Pour l’heure, les circonstances exactes de sa mort restent un mystère total. Accident ? Noyade ? Acte criminel ? Aucune hypothèse n’est écartée, aucune n’est confirmée.
La société civile monte au créneau.
Très vite, le Mouvement Machozi ya Raiya (MCMR-RDC) a réagi. Dans un message, l’organisation citoyenne exige que * »toute la lumière soit faite »* pour déterminer les causes réelles de ce décès tragique. Elle a également adressé ses condoléances les plus attristées à la famille de la jeune victime.

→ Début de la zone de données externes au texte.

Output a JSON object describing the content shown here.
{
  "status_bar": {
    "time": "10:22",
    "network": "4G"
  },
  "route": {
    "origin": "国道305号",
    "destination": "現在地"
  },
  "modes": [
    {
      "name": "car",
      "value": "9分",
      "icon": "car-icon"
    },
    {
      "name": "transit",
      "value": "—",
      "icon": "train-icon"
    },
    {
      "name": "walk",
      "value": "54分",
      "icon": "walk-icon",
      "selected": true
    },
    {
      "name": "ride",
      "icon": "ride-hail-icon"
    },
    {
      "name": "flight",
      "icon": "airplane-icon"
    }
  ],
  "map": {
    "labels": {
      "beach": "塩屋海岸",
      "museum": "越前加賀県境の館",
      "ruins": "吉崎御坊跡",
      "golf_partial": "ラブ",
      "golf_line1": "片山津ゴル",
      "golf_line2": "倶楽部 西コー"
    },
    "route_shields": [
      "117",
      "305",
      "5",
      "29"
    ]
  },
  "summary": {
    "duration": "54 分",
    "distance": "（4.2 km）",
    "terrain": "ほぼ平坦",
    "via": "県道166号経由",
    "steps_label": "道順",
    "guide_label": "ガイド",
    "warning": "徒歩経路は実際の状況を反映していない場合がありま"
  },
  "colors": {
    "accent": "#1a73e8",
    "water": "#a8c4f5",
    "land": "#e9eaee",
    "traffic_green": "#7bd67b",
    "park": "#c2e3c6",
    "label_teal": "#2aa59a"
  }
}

Depuis plusieurs mois, Uvira vit au rythme de l’insécurité grandissante : assassinats ciblés, enlèvements, corps sans vie retrouvés dans les rivières, dans la brousse ou sur les avenues. Des faits régulièrement dénoncés par les mouvements citoyens et les acteurs sociaux, sans réponse concrète.
La population a peur. La colère monte.
Sur place, les habitants ne cachent plus leur inquiétude. « Chaque matin, on se réveille avec un nouveau cas. Nos enfants ne sont plus en sécurité », confie un habitant du quartier Kavimvira.
Ce nouveau drame relance avec force les appels à l’action. Les citoyens demandent aux autorités compétentes de prendre des mesures urgentes et concrètes pour renforcer la sécurité des personnes et de leurs biens à Uvira et ses environs.